Local governments restrict housing supply for both fiscal and exclusionary reasons. Fiscally, higher income households provide localities with more tax revenue from property taxes. Wealthier families in larger single-family homes may also use fewer social services, reducing local expenditures. But zoning restrictions that constrain housing supply are about more than just the bottom line: they are also an enduring legacy of intentional policies designed to segregate cities and enforce racial exclusion.
Though zoning rules that restrict development are no longer explicitly racist, they can still have potent effects on the demographic composition of our communities. Constraining supply and limiting housing choice is connected to a host of other issues – everything from growing political polarization to the uneven distribution of cases, hospitalizations, and deaths in the wake of COVID-19. Further, limiting development results in less affordable housing, more sprawl, and slower economic growth, as it prevents households from locating in desirable areas with more productive businesses and job opportunities.
The paper recommends that the federal government require states to “identify clear and actionable goals for boosting affordable housing supply and lifting exclusionary barriers when they apply for competitive grants for housing, transportation, and infrastructure.” It also recommends that states “set equitable and achievable performance goals.” Unless siting requirements are used, cities risk continuing policies of disparity across neighborhoods. Finally, it is necessary to require states to “demonstrate progress toward meeting these goals by adopting statewide policies that are likely to achieve them.”

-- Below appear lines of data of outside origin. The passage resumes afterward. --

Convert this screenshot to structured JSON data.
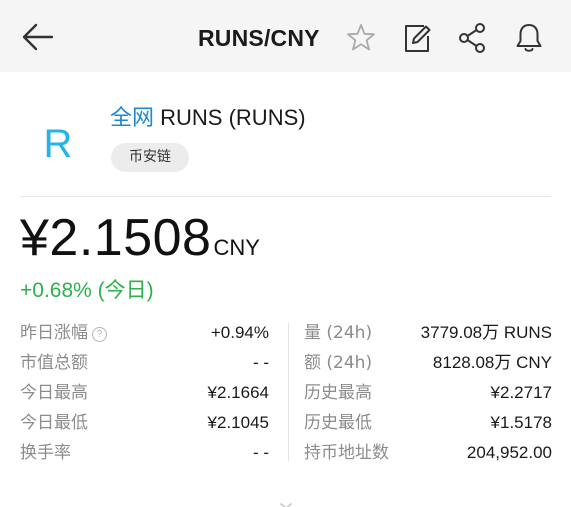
{
  "header": {
    "title": "RUNS/CNY",
    "icons": [
      "back-arrow-icon",
      "star-icon",
      "edit-icon",
      "share-icon",
      "bell-icon"
    ]
  },
  "token": {
    "logo_letter": "R",
    "network": "全网",
    "name": "RUNS (RUNS)",
    "chain": "币安链",
    "accent_color": "#26b3e8"
  },
  "price": {
    "value": "¥2.1508",
    "unit": "CNY",
    "change": "+0.68% (今日)",
    "change_color": "#2bb24c"
  },
  "stats": {
    "left": [
      {
        "label": "昨日涨幅",
        "value": "+0.94%"
      },
      {
        "label": "市值总额",
        "value": "- -"
      },
      {
        "label": "今日最高",
        "value": "¥2.1664"
      },
      {
        "label": "今日最低",
        "value": "¥2.1045"
      },
      {
        "label": "换手率",
        "value": "- -"
      }
    ],
    "right": [
      {
        "label": "量 (24h)",
        "value": "3779.08万 RUNS"
      },
      {
        "label": "额 (24h)",
        "value": "8128.08万 CNY"
      },
      {
        "label": "历史最高",
        "value": "¥2.2717"
      },
      {
        "label": "历史最低",
        "value": "¥1.5178"
      },
      {
        "label": "持币地址数",
        "value": "204,952.00"
      }
    ]
  }
}
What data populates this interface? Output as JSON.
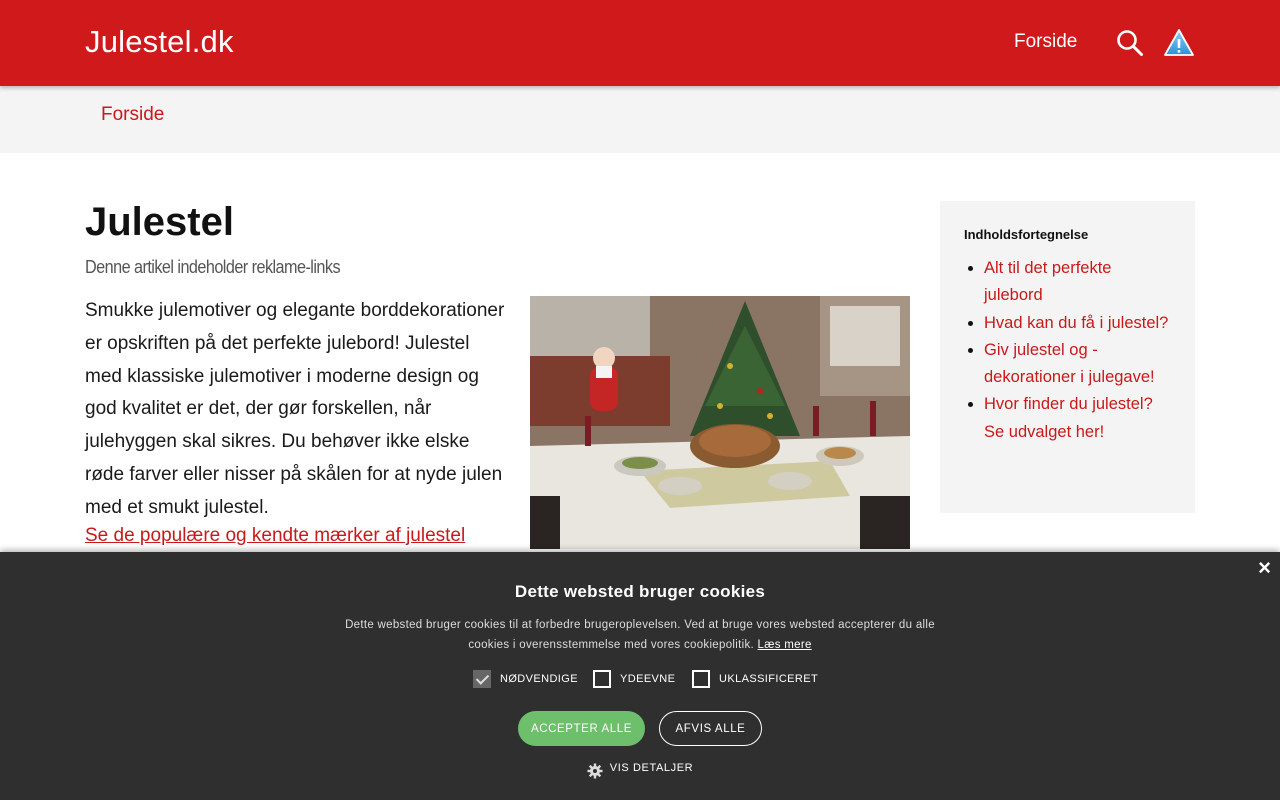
{
  "header": {
    "site_name": "Julestel.dk",
    "nav_home": "Forside",
    "icons": [
      "search-icon",
      "warning-icon"
    ]
  },
  "breadcrumb": {
    "home": "Forside"
  },
  "article": {
    "title": "Julestel",
    "ad_notice": "Denne artikel indeholder reklame-links",
    "intro": "Smukke julemotiver og elegante borddekorationer er opskriften på det perfekte julebord! Julestel med klassiske julemotiver i moderne design og god kvalitet er det, der gør forskellen, når julehyggen skal sikres. Du behøver ikke elske røde farver eller nisser på skålen for at nyde julen med et smukt julestel.",
    "brands_link": "Se de populære og kendte mærker af julestel"
  },
  "toc": {
    "title": "Indholdsfortegnelse",
    "items": [
      {
        "label": "Alt til det perfekte julebord"
      },
      {
        "label": "Hvad kan du få i julestel?"
      },
      {
        "label": "Giv julestel og -dekorationer i julegave!"
      },
      {
        "label": "Hvor finder du julestel? Se udvalget her!"
      }
    ]
  },
  "cookie": {
    "title": "Dette websted bruger cookies",
    "text": "Dette websted bruger cookies til at forbedre brugeroplevelsen. Ved at bruge vores websted accepterer du alle cookies i overensstemmelse med vores cookiepolitik.",
    "read_more": "Læs mere",
    "options": [
      {
        "label": "NØDVENDIGE",
        "checked": true
      },
      {
        "label": "YDEEVNE",
        "checked": false
      },
      {
        "label": "UKLASSIFICERET",
        "checked": false
      }
    ],
    "accept_all": "ACCEPTER ALLE",
    "reject_all": "AFVIS ALLE",
    "show_details": "VIS DETALJER",
    "close_symbol": "×"
  },
  "colors": {
    "brand_red": "#d0191b",
    "link_red": "#c8191b",
    "cookie_bg": "#2f2f2f",
    "accept_green": "#6ebf6b"
  }
}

The benefits of adopting state-level (rather than local-level) requirements are clear. States rely on federal support more so than localities do, and thus are more likely to take action. Furthermore, monitoring the efforts of 50 states is more feasible than tracking the efforts of thousands of localities.
There are several benefits to tying transportation and infrastructure funding to policy reform. States receive far more significant funding in these areas than they do for housing, and thus will be more heavily incentivized to make housing changes in order to access these funds. The funds that are being leveraged are competitive grants, not formula funding. This means that these alterations in how states receive federal funding are not a show of brute force that can generate backlash – states that do not comply will still receive formula funds.

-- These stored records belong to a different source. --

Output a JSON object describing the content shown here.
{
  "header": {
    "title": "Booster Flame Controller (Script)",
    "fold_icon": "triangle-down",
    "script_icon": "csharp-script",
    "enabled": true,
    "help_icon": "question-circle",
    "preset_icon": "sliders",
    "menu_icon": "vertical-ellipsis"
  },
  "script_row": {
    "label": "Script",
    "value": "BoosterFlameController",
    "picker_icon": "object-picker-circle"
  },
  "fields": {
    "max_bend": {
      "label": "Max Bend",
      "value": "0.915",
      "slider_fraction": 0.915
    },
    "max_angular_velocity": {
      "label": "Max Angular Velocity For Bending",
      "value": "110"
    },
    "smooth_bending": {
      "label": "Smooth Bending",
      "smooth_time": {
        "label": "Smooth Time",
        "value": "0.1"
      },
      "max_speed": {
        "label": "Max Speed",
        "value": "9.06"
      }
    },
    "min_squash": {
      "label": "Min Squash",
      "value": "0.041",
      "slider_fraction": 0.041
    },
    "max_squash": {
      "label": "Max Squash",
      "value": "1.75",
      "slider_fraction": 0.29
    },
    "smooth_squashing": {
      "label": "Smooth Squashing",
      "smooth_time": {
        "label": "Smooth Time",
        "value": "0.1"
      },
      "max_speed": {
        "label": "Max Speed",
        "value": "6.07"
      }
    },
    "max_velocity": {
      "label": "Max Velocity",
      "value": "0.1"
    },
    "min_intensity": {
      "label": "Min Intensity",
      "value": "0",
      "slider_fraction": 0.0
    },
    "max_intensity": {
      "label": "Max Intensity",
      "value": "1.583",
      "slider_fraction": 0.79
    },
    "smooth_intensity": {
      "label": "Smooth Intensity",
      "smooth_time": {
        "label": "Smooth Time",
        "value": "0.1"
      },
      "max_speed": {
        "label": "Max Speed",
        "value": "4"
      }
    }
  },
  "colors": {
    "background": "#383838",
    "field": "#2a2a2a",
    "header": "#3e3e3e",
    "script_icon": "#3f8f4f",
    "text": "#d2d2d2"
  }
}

Addressing the legacy of racial exclusion will require not only more production, but better distribution of housing opportunity, and this will require adequate sticks and carrots for more affluent communities. While these communities might not usually take advantage of housing grants, they will likely feel incentivized in order to receive their federal transportation and infrastructure funding.

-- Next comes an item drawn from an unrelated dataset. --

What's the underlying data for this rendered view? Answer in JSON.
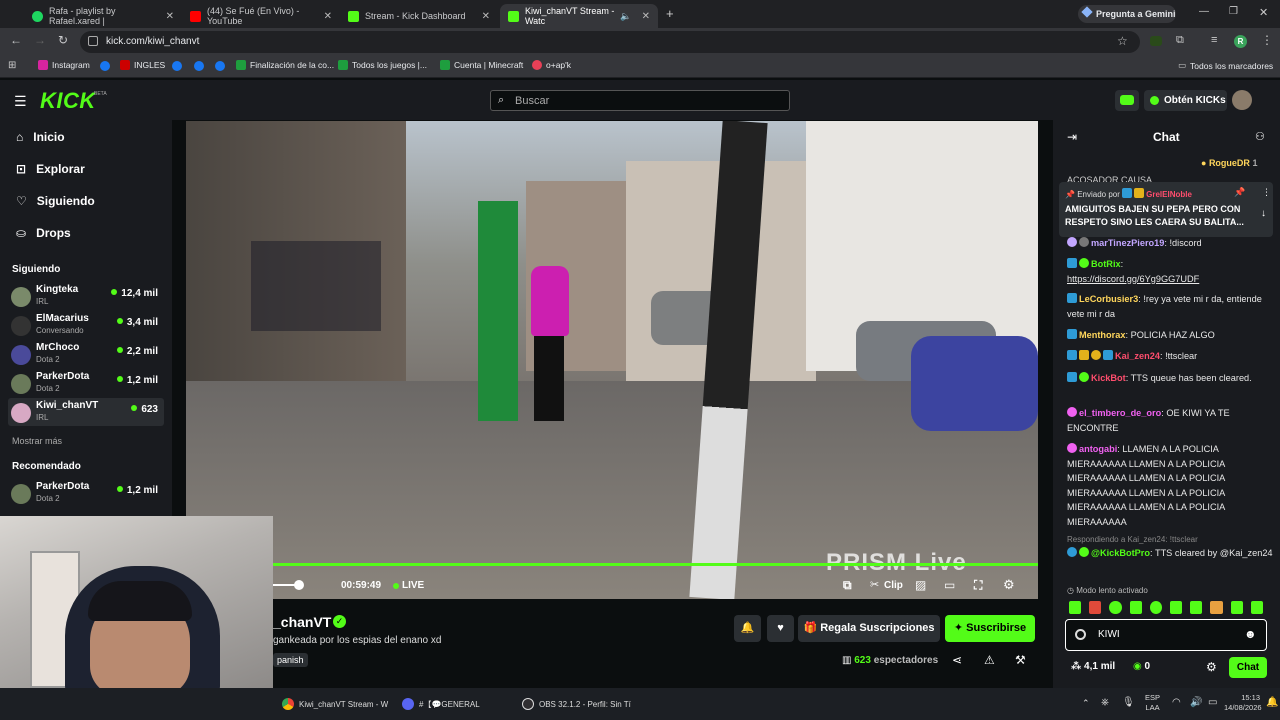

Undoing decades of exclusionary policy will not be easy and cannot be done overnight, but the report closes on a note of optimism, and outlines clear next steps. The federal government can begin by taking an inventory of state and local funding programs to assess how competitive grants are currently being used, and which programs could be subjected to new funding rules. The federal government must also draft the criteria that will determine whether policies and reforms reasonably relate to advancing a given state’s goals. And federal resources and oversight will be a crucial component of a successful effort.
The road to increasing the supply of housing and decreasing inequalities in our cities may seem long and daunting, but the disparities that have been highlighted by the COVID-19 pandemic may be the final push that forces change to happen. The pandemic has sparked a national conversation about expanding housing opportunity and its role in racial equity that is both welcome and long overdue.